You’ve received another reminder about your pet’s vaccinations. “My pet is perfectly healthy and rarely leaves the backyard,” you think as your finger hovers over the delete button. But, before you erase the message without making an appointment, ensure you are well educated about the importance of vaccines, and how critical they are to your pet’s health.
How do vaccines protect my pet?
Your pet’s immune system constantly defends their body against foreign invaders, such as bacteria and viruses. When their immune system encounters an invader (i.e., an antigen), it forms antibodies that react to that specific pathogen. While some of the antibodies stimulate an active immune response, others tuck away to become memory cells that will remember the specific antigen and trigger an immune response if your pet reencounters it. Vaccines include weakened or killed antigens that stimulate this process and help your pet’s body build a strong defense without exposure to an actual disease.
Why do puppies and kittens need so many vaccines?

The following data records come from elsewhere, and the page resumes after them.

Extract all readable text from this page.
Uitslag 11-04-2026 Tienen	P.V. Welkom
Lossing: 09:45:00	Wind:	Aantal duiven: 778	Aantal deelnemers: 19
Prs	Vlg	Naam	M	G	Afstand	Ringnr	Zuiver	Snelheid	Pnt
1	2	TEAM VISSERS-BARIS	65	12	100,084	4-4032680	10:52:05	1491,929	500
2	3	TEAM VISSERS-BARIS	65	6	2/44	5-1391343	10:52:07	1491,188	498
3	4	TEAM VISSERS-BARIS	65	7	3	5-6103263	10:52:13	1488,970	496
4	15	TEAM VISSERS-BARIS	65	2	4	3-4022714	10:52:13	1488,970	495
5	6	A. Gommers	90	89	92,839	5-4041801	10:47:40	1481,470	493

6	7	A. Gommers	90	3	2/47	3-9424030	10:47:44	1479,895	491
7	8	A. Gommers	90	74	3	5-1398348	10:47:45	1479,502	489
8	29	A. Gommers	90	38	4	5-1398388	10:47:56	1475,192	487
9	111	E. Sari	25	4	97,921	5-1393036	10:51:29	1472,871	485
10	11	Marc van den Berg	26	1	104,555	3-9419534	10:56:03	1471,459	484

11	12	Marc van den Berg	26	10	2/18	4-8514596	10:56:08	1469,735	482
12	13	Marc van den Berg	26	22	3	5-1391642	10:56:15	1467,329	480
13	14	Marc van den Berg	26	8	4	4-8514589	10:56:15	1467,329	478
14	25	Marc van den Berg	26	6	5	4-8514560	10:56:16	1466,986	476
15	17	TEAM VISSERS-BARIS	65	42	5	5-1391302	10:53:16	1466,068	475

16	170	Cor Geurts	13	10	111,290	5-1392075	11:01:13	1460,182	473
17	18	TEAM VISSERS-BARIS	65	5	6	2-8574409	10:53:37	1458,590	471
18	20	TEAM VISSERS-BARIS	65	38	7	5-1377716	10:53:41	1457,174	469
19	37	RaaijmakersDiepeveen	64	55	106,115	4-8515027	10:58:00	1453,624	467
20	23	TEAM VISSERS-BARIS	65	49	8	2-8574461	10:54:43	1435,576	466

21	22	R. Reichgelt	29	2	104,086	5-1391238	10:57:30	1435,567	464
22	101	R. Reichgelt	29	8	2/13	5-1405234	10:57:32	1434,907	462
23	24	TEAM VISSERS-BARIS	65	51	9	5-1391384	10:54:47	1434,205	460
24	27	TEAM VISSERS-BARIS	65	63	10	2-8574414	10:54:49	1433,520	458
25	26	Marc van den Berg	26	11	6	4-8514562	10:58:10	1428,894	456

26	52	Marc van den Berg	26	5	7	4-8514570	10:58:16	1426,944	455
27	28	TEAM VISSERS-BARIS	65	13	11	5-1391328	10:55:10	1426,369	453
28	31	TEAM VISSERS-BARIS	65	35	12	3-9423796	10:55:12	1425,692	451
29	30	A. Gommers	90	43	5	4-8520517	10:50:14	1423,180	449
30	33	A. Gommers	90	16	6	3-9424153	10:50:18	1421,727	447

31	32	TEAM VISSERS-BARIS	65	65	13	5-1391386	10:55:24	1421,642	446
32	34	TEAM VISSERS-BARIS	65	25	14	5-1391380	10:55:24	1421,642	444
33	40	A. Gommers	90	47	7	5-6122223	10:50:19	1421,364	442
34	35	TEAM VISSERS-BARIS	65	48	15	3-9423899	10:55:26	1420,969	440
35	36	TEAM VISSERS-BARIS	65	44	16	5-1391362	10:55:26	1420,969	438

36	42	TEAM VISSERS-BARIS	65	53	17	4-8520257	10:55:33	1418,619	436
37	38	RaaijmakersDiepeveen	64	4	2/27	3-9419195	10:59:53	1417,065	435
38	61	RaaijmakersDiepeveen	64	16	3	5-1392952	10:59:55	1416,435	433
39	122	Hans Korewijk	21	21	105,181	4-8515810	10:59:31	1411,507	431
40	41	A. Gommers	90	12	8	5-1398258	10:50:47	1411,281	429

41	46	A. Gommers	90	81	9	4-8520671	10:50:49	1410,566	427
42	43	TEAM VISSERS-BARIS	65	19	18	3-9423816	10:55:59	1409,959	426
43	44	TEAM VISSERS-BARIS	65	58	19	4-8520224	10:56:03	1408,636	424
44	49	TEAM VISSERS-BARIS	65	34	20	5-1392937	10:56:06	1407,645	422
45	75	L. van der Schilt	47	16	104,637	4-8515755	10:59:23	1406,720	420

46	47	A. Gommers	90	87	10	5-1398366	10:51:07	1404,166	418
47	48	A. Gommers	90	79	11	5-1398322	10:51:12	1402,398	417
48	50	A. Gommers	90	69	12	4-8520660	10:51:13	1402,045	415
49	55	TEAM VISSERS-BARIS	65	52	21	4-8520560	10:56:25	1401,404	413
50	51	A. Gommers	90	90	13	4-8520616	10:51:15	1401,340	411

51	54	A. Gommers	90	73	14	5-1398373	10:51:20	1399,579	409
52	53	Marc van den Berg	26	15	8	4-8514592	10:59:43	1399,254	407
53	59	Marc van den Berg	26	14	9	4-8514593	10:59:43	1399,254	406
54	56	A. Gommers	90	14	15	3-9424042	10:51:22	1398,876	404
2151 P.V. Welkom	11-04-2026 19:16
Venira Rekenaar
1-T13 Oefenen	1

Puppies and kittens receive passive immunity from their mother’s milk, which begins to fade as they age. As a result, puppies and kittens are vaccinated every three to four weeks until they are 16 weeks old to prevent a gap in protection that will leave them vulnerable to infection.
Does my inside pet, who rarely encounters other pets, really need vaccines?
While pets who are exposed to other animals are at an increased risk of infection, no pet is entirely safe. Microscopic bacteria and viruses can be carried on inanimate objects, such as clothing, shoes, and pet care items. Many diseases are spread by common wildlife species, including rodents, skunks, raccoons, and opossums, who wander freely through most backyards. Other diseases are transmitted by mosquitoes and ticks, which can sneak inside through a tiny crack or catch a ride on your clothing.
What vaccines does my pet need?
Our veterinary team carefully considers your pet’s lifestyle and risk factors before making vaccine recommendations. Core vaccines are those that all pets receive, either because all pets are at risk of exposure or because the disease is extremely dangerous, such as with rabies. Other vaccines, such as those for Lyme disease for dogs and Chlamydia for cats, are optional and are given only to pets who are likely to be exposed.